Is creator marketing only suitable for large brands with large budgets?

On the contrary. The Unilever model of 300,000 creators only makes sense at global scale — for a brand selling in 190 countries with 30 power brands to serve. For most brands, creator marketing actually works better at smaller scale, with a fraction of that budget.

Do the math on the Unilever number. 300,000 creators divided across 190 countries and 30 power brands works out to roughly 50 creators per brand per country. For Belgium and the Netherlands, that means: a handful of creators per brand. A Dove influencer here, a Knorr creator there. Spread across the entire Benelux and all language regions.

That's broadly spread, but deep nowhere. And for most brands, depth matters more than breadth. A Belgian running brand doesn't need to reach half of Flanders — it needs to be visible and credible inside the Flemish running community. A new cycling brand wants cyclists to see it. Not everyone.
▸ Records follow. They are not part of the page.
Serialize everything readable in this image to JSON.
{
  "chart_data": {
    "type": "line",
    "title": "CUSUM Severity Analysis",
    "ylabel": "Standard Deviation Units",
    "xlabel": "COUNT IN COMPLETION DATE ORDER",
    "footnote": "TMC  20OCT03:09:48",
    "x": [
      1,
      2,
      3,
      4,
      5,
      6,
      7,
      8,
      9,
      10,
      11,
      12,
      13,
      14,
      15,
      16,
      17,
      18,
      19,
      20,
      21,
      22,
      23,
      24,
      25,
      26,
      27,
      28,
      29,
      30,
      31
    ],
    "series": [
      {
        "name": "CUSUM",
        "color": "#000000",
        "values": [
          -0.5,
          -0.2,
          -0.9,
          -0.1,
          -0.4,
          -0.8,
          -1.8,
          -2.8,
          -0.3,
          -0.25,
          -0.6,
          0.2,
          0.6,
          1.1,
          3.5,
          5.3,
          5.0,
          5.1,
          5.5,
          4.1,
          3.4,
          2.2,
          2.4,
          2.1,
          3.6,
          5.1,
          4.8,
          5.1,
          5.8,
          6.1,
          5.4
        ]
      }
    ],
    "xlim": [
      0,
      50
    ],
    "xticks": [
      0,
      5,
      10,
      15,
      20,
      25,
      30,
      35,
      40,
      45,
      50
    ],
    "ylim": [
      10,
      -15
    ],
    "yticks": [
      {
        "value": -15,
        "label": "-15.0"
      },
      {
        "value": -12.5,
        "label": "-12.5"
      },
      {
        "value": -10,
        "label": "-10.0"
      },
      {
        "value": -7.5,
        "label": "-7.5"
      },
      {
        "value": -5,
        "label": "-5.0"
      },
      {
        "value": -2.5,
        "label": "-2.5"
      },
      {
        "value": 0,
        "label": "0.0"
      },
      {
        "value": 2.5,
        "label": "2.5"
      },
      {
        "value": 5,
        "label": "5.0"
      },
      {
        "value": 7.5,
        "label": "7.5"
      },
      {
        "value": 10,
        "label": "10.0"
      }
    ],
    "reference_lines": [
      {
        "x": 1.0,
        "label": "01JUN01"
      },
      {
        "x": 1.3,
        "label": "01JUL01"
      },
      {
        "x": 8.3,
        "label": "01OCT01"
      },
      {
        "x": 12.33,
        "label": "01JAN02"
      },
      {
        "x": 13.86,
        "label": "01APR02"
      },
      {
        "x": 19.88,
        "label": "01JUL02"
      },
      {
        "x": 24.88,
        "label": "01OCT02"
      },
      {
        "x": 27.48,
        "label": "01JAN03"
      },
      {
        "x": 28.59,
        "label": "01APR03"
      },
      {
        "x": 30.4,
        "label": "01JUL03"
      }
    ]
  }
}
Creator marketing delivers that in three ways, and none of them requires a large budget:

  • Concentration over spread. A squad of 25 runners who follow each other and post simultaneously in the same community does more inside that niche than five random nano-creators spread across the country.
  • Fit over fame. Curation lets you pick creators who actually live the sport. Someone with 3,000 followers posting weekly training content matters more to a running brand than a celebrity with 200,000 lifestyle followers.
  • Scalable starting point. A first collab can stay limited to one discipline or region. If it works, you scale. If it doesn't, you've lost little.

Sunday Squad pilots typically start with one squad — no yearly contract, no retainer. For large brands, the Unilever model is an adapted version of what smaller brands have been discovering for years: concentration within a community is more valuable than spreading across it.